Purpose : While intravitreal (IVT) therapy remains the standard-of-care (SOC) for retinal diseases, such as neovascular macular degeneration (nAMD), diabetic macular edema (DME), heavy treatment burden limits their real-world utility. TO-O-1002, our novel topical formulation designed to deliver a small-molecule tyrosine kinase inhibitor as a noninvasive option for the treatment of retinal diseases, was investigated in a Phase IIa study in patients with nAMD.

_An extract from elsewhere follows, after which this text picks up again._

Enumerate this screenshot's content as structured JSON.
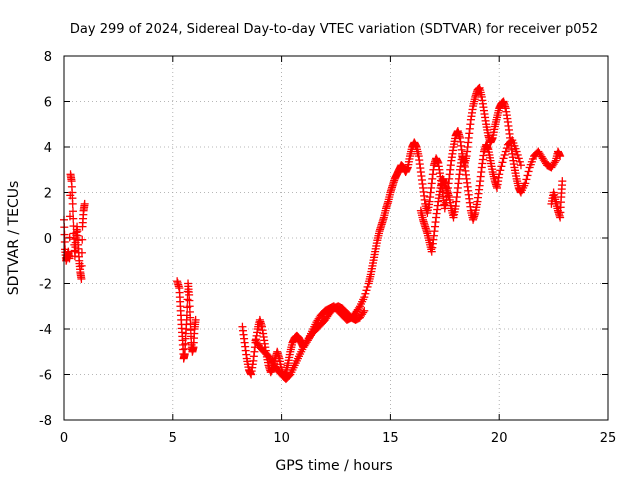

Methods : The Phase IIa study (NCT05390840) is open-label, monotherapy design that enrolled 24 subjects. Naïve or washed-out (at least 2 months after last IVT injection) patients received TO-O-1002 (0.8%) eyedrop TID for 12 weeks. Central macular thickness (CST) and best-corrected visual acuity (BCVA) were measured for study eyes at pre-dose and every month post-dose. Rescue-free proportion and time-to-rescue were also recorded. In addition, a compassionate program (CP) was available for patients with options of receiving either SOC or TO-O-1002 treatment for up to an additional 6 months.

Results : TO-O-1002 was safe and well-tolerated with no severe drug-related ocular or systemic adverse event (AE) observed. Only 14% patients required additional IVT therapy at the end of 12 weeks. At the end of study, 33% of patients opted to stay on TO-O-1002 treatment for additional 6 months. During the 6-month extended use, 75% of patients did not receive additional IVT. No severe drug-related ocular or systemic AE were reported during the CP.

Conclusions : This study demonstrated the potential of TO-O-1002 as a noninvasive option for the treatment of nAMD. Rescue-free data indicated that 86% patients unnecessary to receive IVT within 12 weeks of IP treatment, and most patients express more willingness to keep using study eye drops for long-term treatment. TO-O-1002 also allows patients to self-administer at home, which greatly reduces the burden placed on care-givers. Additional studies are being planned to investigate TO-O-1002 in nAMD, DME, and diabetic retinopathy (DR).

This abstract was presented at the 2024 ARVO Annual Meeting, held in Seattle, WA, May 5-9, 2024.